Item #551 [TO KANDINSKY FROM HIS YOUNGER AVANT-GARDE BROTHER] Russkaia ikona kak iskusstvo zhivopisi [i.e. The Russian Icon As The Art of Painting]. A. Gritchenko.
[TO KANDINSKY FROM HIS YOUNGER AVANT-GARDE BROTHER] Russkaia ikona kak iskusstvo zhivopisi [i.e. The Russian Icon As The Art of Painting]
[TO KANDINSKY FROM HIS YOUNGER AVANT-GARDE BROTHER] Russkaia ikona kak iskusstvo zhivopisi [i.e. The Russian Icon As The Art of Painting]

[TO KANDINSKY FROM HIS YOUNGER AVANT-GARDE BROTHER] Russkaia ikona kak iskusstvo zhivopisi [i.e. The Russian Icon As The Art of Painting]

Item #551

Moscow: Izd. avtora, [1917]. [2], 266 pp.: ill. 26,5x18,5 cm. In original covers with mounted illustration. Small fragments of spine lost, broken spine - p. 209-266 detached.

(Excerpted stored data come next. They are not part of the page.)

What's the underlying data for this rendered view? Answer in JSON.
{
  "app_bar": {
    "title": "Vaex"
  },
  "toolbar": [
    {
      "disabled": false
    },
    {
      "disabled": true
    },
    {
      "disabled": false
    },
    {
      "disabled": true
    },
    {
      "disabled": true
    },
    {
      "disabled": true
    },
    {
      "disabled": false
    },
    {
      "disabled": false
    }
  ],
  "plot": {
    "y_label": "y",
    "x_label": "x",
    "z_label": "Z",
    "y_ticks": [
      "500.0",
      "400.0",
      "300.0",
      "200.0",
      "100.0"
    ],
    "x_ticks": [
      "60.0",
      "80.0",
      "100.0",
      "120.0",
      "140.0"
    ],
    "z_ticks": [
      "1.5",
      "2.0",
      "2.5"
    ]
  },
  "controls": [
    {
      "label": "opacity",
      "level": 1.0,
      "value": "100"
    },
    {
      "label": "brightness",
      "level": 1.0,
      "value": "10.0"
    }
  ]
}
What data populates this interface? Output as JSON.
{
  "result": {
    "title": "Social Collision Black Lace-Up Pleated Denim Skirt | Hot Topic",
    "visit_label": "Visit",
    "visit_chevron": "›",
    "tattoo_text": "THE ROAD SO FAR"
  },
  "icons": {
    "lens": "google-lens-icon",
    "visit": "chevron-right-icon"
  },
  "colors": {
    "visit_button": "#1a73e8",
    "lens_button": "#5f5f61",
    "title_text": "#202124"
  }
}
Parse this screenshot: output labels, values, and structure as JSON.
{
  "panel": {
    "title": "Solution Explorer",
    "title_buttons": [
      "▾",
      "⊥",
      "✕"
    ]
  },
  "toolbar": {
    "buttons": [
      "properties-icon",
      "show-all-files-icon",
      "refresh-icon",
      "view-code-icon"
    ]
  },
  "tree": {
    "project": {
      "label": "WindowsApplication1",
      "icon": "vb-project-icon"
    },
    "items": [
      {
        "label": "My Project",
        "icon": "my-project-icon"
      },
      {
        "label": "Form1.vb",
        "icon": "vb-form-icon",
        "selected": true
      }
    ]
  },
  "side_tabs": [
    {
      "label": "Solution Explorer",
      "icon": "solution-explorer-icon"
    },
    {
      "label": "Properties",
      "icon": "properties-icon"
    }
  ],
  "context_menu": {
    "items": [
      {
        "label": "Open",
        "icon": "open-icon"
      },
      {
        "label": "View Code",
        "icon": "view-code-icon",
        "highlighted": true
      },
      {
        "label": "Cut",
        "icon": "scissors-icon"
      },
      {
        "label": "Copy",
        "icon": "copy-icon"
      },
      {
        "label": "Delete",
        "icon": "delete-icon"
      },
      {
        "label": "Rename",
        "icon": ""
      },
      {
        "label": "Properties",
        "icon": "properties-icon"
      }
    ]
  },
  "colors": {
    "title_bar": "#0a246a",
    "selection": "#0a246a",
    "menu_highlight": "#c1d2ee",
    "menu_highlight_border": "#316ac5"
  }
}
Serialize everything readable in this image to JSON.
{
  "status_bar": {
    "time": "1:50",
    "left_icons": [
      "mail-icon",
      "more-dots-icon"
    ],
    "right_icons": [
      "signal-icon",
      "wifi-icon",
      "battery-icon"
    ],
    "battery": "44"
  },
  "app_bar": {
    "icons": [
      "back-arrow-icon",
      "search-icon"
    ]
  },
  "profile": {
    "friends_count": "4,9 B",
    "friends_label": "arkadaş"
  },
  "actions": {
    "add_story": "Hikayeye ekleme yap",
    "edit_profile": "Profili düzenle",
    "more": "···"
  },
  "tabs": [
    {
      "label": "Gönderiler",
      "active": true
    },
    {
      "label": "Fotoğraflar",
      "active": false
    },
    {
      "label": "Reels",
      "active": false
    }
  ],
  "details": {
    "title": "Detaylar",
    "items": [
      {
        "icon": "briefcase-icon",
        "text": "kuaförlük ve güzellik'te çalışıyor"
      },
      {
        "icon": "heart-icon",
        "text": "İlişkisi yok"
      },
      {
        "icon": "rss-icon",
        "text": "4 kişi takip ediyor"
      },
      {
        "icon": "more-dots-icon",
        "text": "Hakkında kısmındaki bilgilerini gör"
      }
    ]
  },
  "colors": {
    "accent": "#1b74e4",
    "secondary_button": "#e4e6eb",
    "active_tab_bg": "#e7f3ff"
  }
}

First and only edition. Very rare. #500 of 500 copies. Autograph with inscription for Vasily Kandinsky: “To the artist Vasily Vasilievich Kandinsky from author / artist A.V. Gritchenko / 1918, 22 XI”. No marks show that the book went through the postal service, so it probably was given personally - at that time both artists were in Moscow.
This is the work by Alexis Gritchenko (Oleksa Hryshchenko; 1883-1977), the Ukrainian painter and art theorist who took part in exhibitions with Kandinsky, Malevich, Popova, Shagal (et al.), was a member of the Commission for the Preservation of Historic Monuments (together with Kandinsky) and taught in VKhUTEMAS until his emigration. In 1919, after his show ‘Dynamocolor’ he escaped to Constantinople and Paris. All artworks were given to students and his name was forgotten. Gritchenko was well-known for experiments with cubism and primitive art, using elements of the Russian icons, the Ukrainian lubok and the Italian frescos. One of his favorite topics, the Russian icon painting was analyzed in his lecture ‘How and Why We Came Up to the Russian Icon’ and this book became the enlarged and richly illustrated version. It is a complete copy with 110 mounted zincographies.
Paper copies located at Princeton University, University of Cincinnati, NYPL, Getty Research Institute, Harvard College, UC Berkeley Libraries, The Morgan Library.